Did you know… more than 13 million people in the U.S alone suffer from macular degeneration?
Age-related macular degeneration is a leading cause of vision loss in American’s 55 years and older. Macular degeneration affects more people than cataracts and glaucoma combined.
So, what causes this frightening disease? It’s triggered by the deterioration of the central portion of the retina, which is responsible for focusing central vision in the eye. It controls our ability to read, drive a car, recognize faces, colors, and see objects in fine detail.
None of us wants our clear vision to be destroyed by this age-related disease. American Macular Degeneration Foundation magazine found that according to polls, Americans dread blindness more than any other disability.
From a nutritional standpoint, are there certain foods good for eye health?
A large-scale research project conducted by the National Eye Institute has shown that are several key nutrients that can help protect your precious eyes and keep your vision on point.
These foods good for eye health are rich in antioxidants such as beta-carotene, lycopene, vitamin C, vitamin E, lutein, zeaxanthin, zinc and omega-3s.
Focusing on Foods Good for Eye Health
Our mothers always told us to eat carrots because they were great for our eyes… and they were right!
Carrots, actually the carotenoids that give carrots their bright orange color, are extremely efficient in protecting the retina against degenerative eye conditions.
But carrots are not nearly as effective as spinach, which contains high levels of lutein and zeaxanthin. These two antioxidants are found naturally in high concentrations your eyes. They act like a sunscreen for your eyes because they absorb 40 – 90% of blue light intensity.
Eating foods rich in lutein and zeaxanthin can increase the pigment density within the macula. This increase means enhanced retina protection and lowers risk of macular diseases.
Besides spinach, other green leafy vegetables rich in these two sight-enhancing antioxidants are kale, collard greens, turnip greens, and broccoli.
Another antioxidant that controls the effects of macular degeneration is lycopene. Lycopene is a red carotenoid, abundant in tomatoes but you can also find it in pink and red grapefruits and watermelon.
Interesting enough, cooking doesn’t damage lycopene. In fact, higher concentrations of this valuable antioxidant are found in cooked tomato sauce or paste rather than fresh tomatoes.
However, always read the labels on processed tomato products carefully and go for BPA-free cans. These products are generally very high in refined sugar.
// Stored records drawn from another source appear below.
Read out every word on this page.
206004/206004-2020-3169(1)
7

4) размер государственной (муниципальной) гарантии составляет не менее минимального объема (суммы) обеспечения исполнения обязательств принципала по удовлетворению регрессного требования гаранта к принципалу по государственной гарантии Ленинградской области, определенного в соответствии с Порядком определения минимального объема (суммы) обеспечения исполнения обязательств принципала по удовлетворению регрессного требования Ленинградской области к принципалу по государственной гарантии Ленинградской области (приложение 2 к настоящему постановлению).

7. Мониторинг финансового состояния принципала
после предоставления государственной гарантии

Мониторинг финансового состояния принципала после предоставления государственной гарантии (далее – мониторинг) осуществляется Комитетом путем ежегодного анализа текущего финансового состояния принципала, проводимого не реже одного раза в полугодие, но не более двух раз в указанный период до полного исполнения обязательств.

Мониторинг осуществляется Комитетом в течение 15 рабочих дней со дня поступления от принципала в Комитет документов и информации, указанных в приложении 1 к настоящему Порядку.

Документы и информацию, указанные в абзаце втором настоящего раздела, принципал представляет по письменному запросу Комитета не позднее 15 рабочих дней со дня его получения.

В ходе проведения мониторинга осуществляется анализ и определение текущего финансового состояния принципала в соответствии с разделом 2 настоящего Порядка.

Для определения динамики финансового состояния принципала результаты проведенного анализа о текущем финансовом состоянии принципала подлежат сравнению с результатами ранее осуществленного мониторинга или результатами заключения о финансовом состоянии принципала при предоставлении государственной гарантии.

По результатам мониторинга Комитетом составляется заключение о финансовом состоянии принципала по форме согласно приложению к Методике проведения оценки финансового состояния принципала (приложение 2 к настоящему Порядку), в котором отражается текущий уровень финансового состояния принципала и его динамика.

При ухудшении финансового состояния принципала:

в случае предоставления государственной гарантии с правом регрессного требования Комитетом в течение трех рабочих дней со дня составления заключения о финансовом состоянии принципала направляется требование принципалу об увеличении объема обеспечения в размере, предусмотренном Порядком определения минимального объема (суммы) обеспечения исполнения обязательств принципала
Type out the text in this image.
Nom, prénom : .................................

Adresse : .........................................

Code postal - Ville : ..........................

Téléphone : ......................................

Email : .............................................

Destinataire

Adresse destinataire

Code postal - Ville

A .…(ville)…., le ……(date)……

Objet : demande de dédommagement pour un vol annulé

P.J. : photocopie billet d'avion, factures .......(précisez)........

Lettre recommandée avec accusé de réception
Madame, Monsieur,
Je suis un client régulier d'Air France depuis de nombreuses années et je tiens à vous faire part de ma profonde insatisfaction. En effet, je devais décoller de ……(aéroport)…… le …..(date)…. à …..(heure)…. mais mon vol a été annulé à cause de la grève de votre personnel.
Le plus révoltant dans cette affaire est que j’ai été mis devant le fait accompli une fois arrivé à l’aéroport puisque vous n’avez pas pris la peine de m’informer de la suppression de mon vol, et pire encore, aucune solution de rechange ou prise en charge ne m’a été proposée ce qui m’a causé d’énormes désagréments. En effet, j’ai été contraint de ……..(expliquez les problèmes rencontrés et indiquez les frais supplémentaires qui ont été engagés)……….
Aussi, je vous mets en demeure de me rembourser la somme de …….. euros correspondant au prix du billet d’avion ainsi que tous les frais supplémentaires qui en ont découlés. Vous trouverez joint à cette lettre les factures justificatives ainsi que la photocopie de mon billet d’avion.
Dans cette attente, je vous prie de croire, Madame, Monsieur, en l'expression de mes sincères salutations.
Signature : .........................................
Additional Foods Good for Eye Health:
- Sweet Potatoes: its bright-orange flesh makes beta-carotene come to your eyes rescue once again.
- Shellfish, Beef, Pork, Turkey, Salmon, Eggs and Live Culture Yogurt: all these food have high amounts of zinc. It’s considered a “helper” molecule since it’s crucial to get vitamin A from the liver to the retina. It is found in high concentrations of your eye and deficiencies can results in poor night vision and a higher risk of cataracts.
- Black or Green Tea: loaded with powerful antioxidants that may help, prevent or delay cataract development. Plus it’s a great (and simple) substitute for sugary beverages like soda or fruit drinks.
Our eyes are a good indicator of our inner body health and balance. Protect your “windows to the soul” by eating more of these foods packed with these vision-friendly nutrients.